In the heat of violent exchange, everything but opinion gets lost. A generation has grown up that – online, at least – is deaf to tone, impervious to irony, incapable of grasping that thought can be tentative and argument exploratory. Theirs is a battleground of stated positions. One view lowers its head and charges its antlers at another. All we can hope is that in time they will have butted themselves into unconsciousness. (p. 285)

I’m with Jacobson, (and I think blogs are different – just digital essays, really) especially when I think about the maniplulation of voters by lies spread on Facebook and other social media and the detrimental effect on democracies everywhere. Social Media is the leaf blower of communications.

Leaf blower’ is a euphemism – the accurate term should be ‘Hand-held hurricane’ – precisely the force they generate, hence their effects, of dessicating earthworms, for instance, and spreading air-borne dog and rat faeces into the lungs of passing pedestrians and of course deafening anyone within a two or three kilometre radius.

The vertigo diminished until I only have about two per cent of it now. I lost about three weeks, in which noise, even someone talking loudly, felt like an assault on my inner ear’s tiny, fragile hairs and crystals. The whole experience intensified my awareness of how fragile life itself is.

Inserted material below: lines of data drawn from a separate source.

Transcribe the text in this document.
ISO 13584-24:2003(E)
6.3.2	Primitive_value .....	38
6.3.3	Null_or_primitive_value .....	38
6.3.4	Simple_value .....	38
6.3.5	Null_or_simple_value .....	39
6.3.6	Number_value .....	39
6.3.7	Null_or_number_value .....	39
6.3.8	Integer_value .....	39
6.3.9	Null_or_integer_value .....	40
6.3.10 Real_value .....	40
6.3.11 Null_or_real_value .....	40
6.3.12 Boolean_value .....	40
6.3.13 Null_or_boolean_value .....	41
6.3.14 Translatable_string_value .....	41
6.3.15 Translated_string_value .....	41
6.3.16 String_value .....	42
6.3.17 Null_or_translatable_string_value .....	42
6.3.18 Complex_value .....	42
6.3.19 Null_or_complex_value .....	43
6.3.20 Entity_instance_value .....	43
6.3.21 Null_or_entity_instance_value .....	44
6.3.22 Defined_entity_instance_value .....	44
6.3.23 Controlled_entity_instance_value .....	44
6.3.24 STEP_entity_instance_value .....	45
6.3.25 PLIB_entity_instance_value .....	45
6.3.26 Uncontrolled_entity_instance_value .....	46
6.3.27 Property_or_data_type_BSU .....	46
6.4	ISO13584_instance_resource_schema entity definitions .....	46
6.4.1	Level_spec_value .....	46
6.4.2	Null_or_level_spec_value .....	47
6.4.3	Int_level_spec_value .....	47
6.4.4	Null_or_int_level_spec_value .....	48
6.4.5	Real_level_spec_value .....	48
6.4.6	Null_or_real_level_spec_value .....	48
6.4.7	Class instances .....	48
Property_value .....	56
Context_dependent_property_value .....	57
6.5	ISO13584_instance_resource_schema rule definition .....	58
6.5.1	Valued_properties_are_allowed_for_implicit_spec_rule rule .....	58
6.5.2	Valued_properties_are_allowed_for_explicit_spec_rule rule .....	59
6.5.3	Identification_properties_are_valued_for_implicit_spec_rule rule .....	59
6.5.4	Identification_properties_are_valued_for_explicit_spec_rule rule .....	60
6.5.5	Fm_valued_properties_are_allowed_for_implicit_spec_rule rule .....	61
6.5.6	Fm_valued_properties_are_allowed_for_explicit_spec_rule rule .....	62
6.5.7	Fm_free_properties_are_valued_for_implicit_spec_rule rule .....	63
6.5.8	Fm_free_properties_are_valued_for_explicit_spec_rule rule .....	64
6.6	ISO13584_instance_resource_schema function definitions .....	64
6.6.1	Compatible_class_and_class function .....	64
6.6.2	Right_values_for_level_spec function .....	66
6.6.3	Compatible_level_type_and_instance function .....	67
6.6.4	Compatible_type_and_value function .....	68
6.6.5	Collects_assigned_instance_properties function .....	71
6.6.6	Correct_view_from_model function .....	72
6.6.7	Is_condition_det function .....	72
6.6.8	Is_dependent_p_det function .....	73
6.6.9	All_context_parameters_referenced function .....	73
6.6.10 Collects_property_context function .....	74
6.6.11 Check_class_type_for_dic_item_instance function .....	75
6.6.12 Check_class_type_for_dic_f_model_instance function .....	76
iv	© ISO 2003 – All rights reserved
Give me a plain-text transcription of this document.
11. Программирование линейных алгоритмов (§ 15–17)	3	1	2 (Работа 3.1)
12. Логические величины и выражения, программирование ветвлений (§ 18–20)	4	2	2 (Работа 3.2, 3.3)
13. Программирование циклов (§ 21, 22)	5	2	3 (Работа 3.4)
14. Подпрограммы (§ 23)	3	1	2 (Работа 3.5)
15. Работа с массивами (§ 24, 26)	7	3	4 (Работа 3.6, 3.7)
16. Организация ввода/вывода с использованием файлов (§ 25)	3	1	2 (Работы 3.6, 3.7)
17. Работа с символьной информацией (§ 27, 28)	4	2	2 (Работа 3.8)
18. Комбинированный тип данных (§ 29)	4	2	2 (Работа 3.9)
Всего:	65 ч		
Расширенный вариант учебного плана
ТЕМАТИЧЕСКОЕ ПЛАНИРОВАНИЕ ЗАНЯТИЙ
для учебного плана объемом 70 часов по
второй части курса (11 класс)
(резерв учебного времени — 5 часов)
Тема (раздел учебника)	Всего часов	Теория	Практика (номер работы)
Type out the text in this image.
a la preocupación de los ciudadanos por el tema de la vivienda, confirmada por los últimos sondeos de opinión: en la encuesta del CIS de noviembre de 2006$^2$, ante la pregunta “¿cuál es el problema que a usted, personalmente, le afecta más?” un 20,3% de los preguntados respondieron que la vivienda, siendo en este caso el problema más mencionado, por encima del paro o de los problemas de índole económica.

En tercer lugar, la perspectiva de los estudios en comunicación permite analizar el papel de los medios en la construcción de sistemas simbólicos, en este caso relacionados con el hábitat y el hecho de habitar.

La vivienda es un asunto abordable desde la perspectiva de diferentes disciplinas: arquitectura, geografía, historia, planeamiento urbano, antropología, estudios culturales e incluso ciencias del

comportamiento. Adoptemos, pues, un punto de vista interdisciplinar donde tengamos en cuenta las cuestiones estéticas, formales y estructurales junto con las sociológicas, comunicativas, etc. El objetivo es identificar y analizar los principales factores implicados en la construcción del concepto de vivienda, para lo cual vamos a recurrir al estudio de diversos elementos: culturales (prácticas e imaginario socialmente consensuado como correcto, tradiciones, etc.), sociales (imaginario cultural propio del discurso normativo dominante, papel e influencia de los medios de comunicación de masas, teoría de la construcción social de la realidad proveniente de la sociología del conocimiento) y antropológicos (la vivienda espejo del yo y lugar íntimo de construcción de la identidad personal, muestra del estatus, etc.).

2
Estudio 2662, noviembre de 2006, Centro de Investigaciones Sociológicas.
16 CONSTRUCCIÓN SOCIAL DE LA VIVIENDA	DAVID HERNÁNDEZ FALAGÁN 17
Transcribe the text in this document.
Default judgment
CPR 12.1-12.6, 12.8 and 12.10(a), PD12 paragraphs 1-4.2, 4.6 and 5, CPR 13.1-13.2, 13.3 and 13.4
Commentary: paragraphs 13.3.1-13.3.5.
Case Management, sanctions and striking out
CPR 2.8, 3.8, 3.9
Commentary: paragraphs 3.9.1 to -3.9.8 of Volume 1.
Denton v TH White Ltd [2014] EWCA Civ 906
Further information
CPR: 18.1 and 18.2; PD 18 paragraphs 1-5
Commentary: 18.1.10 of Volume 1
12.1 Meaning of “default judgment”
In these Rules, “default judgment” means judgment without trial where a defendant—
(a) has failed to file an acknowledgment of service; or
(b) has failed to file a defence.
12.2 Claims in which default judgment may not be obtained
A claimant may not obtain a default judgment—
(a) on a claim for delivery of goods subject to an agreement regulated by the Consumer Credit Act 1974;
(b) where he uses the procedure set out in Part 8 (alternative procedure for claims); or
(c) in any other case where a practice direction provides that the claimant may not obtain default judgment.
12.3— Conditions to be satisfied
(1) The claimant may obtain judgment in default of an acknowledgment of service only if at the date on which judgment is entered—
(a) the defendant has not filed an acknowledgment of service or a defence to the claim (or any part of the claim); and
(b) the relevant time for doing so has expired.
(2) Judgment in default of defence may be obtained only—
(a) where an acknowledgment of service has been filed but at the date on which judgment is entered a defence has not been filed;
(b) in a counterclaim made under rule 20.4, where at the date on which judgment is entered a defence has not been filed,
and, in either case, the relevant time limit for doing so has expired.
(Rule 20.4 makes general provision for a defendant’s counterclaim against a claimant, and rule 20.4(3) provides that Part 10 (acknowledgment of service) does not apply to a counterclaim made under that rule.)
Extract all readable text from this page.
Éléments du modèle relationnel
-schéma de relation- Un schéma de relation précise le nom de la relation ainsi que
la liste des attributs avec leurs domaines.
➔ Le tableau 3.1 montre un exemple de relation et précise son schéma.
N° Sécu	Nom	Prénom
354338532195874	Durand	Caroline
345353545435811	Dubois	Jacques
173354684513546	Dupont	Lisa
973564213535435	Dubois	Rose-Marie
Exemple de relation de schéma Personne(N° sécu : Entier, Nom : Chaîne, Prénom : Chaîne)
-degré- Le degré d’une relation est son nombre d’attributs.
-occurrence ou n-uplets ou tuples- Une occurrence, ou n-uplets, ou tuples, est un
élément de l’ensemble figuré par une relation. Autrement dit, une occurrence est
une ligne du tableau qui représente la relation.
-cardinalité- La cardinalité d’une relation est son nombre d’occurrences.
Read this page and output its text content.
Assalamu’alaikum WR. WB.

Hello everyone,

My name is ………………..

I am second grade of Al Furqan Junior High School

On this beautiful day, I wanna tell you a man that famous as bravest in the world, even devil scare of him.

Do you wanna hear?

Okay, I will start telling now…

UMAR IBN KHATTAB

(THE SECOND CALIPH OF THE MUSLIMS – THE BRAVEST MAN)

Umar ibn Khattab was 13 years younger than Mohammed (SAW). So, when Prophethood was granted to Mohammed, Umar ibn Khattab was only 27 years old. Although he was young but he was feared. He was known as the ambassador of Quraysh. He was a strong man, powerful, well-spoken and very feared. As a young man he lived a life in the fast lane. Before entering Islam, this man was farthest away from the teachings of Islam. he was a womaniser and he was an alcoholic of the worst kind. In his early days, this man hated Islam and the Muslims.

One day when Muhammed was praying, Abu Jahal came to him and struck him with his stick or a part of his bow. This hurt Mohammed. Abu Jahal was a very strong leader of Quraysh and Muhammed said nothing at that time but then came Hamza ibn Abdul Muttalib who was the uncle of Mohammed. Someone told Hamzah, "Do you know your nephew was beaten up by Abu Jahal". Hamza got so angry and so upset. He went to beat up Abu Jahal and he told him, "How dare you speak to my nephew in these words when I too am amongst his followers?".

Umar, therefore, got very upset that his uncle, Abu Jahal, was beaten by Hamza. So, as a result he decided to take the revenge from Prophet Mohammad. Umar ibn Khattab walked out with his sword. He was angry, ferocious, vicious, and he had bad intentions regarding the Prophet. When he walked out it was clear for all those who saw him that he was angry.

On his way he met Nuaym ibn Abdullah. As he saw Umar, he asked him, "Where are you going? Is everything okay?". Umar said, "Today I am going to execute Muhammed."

The books on walking and Jaconbson’s amusing essays increased my appreciation of the simple joys of moving when the world isn’t spinning, of humour and of nature. Luckily, most of us can find places to walk that are away from the four-wheel drives and leaf-blowers. I’m back to tango (which, in fact, can be done with closed eyes) and increasing my walking. I haven’t climbed onto my bike again yet but I’m closer to doing a six kilometre walk every day I try. Just listen to Annabel Streets about walking amidst trees:

Trees have a poweful physiological and psychlogical effect on us. Terpines are potent phytoncides produced in the leaves, stems and roots of them and they act as anti-inflammatories, anti-depressants and reduce glucose and insulin levels in older people. Students who took a ten minute walk through trees before studying retained much more than students … [it] improves communication between neural pathways. … A 2010 study showed that those who walked over a mile a day went on to have the most robust memories in later life, cutting risk of memory loss in half.